Today, @GovernorTomWolf announced the end of COVID mitigation efforts. We can see the light at the end of the tunnel but we only get there if folks get vaccinated.
— Senator Jay Costa (@Senatorcosta) May 4, 2021
Democrat Wolf’s mitigation orders often put him at odds with Pennsylvania’s Republican-controlled General Assembly, sparking a legislative fight that sparked a proposed constitutional amendment limiting the emergency powers of Wolf and his successors. Pennsylvanians will get their say on that ballot question during the May 18 primary.
In a statement, House Majority Leader Kerry Benninghoff, R-Centre, alluded to those legislative pitched battles, saying that while Tuesday’s announcement was “undoubtedly [welcome] news for a Commonwealth that has suffered for far too long under unilateral and often confusing mitigation orders that have done untold damage to our children’s education, our economy and Pennsylvania’s future. Unfortunately for many hard-working Pennsylvanians trying to live the American dream, this announcement might come too late.”
State residents, he added have “had to not only endure the health impacts and threats of a global pandemic, but have also struggled through government mitigation orders that picked winners and losers and unfairly targeted certain industries over others.”
Benninghoff’s sentiment was reflected by the Pennsylvania Licensed Beverage and Tavern Association, which represents saloon-keepers around the state.
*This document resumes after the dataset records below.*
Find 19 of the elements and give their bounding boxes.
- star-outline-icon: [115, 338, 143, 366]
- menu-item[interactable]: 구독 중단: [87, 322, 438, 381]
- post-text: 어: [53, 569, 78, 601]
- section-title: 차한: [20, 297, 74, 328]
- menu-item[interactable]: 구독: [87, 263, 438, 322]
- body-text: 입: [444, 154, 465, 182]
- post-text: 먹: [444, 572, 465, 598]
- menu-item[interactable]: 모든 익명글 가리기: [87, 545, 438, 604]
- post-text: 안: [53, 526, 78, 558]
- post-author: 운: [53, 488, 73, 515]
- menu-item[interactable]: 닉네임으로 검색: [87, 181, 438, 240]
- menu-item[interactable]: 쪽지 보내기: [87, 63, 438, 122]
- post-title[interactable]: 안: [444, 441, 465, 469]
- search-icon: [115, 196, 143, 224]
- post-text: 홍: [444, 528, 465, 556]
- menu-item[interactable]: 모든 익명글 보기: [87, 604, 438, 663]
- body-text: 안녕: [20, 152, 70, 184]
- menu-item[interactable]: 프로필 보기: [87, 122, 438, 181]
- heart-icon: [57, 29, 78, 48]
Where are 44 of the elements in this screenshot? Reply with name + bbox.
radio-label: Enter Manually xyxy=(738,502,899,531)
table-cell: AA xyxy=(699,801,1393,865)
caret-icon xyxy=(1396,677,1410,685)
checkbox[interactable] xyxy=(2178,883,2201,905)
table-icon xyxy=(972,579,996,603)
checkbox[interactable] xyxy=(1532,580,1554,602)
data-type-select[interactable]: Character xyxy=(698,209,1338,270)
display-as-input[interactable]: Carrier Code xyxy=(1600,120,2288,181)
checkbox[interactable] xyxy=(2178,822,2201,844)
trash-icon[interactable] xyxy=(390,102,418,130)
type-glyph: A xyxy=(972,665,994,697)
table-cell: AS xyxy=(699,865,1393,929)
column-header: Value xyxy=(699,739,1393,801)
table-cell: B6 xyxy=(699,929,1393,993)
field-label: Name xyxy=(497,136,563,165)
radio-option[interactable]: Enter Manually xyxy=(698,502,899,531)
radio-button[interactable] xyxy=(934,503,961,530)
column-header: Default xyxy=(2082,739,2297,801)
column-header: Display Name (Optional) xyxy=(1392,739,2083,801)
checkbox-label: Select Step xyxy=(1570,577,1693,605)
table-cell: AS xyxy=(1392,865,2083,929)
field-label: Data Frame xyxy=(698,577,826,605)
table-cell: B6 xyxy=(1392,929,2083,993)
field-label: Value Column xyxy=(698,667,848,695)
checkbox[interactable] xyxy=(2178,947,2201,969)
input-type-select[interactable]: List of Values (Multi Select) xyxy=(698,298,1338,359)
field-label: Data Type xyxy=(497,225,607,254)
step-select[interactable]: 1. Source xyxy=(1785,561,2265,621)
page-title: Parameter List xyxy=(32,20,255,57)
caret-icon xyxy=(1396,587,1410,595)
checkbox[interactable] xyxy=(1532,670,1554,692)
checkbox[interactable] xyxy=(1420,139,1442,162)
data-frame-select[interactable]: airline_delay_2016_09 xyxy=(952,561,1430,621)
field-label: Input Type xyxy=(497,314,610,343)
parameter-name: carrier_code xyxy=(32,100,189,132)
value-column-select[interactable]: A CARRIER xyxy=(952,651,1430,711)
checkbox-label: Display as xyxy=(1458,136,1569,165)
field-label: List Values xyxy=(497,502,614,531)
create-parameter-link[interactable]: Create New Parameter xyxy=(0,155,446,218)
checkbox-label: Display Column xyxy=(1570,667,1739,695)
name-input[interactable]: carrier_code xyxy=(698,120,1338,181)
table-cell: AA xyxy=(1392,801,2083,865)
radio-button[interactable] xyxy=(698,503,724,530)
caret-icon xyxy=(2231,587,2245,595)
The last 14 months, “have been some of the worst in industry history. There are countless stories of financial ruin and jobs lost.”
The industry group thanked the Legislature for its assistance, but also offered hearty thanks to patrons who kept their favorite watering holes going during the pandemic by buying gift cards or by ordering take-out.
“As many tavern owners know, it was the support of patrons ordering take-out or buying gift cards during the roughest days of mitigation orders that allowed many establishments to keep their heads above water,” the industry group said.
House Minority Leader Joanna McClinton, D-Philadelphia, pushed back, arguing that the “tough decisions made by the Wolf administration in the last 14 months saved thousands of lives in Pennsylvania.”
“These new changes in May are an important step forward but we still have work to do – and the most important thing is getting as many people vaccinated as possible,” she said.